If you were on vacation,
similar to me, during the end of December you might have missed Twitter's big announcement. The company acquired Mixer
Labs, the creator of GeoAPI, which provides developers with the ability to query data. That data can come from about 16 million businesses and thousands of points of interest. The technology also
offers developers a layer on which to handle complex geographical queries and location-based services.

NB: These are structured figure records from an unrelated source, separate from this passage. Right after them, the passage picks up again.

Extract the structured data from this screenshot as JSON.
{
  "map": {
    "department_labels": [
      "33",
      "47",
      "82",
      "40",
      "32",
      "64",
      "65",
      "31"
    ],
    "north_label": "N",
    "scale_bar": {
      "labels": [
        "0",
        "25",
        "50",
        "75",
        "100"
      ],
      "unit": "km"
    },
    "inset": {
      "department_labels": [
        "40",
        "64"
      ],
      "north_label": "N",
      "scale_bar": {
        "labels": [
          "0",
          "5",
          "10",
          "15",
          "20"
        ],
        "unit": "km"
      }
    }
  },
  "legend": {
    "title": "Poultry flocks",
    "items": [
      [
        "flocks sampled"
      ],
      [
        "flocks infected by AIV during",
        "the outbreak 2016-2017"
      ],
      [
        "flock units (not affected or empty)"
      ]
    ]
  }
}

GeoAPI will integrate directly into the Twitter API, which plays into Twitter's
plans, reported in mid-2009, to integrate geo-based location into its service. If you passed over the news, think again. It could shake up the Yellow Page industry, according to Andrew Shothand, owner
of Local SEO Guide, a SEO in Pleasanton, Calif. who focuses on local search. It's a big deal because most business data from online listings come from limited resources, he says.
This
acquisition creates an "open Yellow Pages," he tells me, explaining it lets startups create an application that gives them instant access to business data. The distributed nature of Twitter
starts to apply to the structured world of online Yellow Pages. We agree it provides an interesting tool for companies that want to set up a mobile, location-based app, too.
Shotland tells
me the integration will create a dramatic shift in the way people search for local information. Twitter could become the clearinghouse for business data simply by having the ability to process, update
and distribute the information in a way that anyone can use it. If that happens, you suddenly have an explosion of relevant, local information that any business can take and integrate on a Web site.
And if that data matches up with tweets, it makes it all the better.
This type of toolset could even threaten the existence of traditional online Yellow Pages, Shotland suggests. Normally,
a business must license the data, unless it's available free online. The companies that support business information might argue they monitor and verify the data to make sure it's accurate.
If Twitter became the source of "truth" for business records, it would become "hugely disruptive to the local search industry," Shotland says. The emergence of an open
source yellow pages for local business is one of the 11 predictions on his blog for 2010.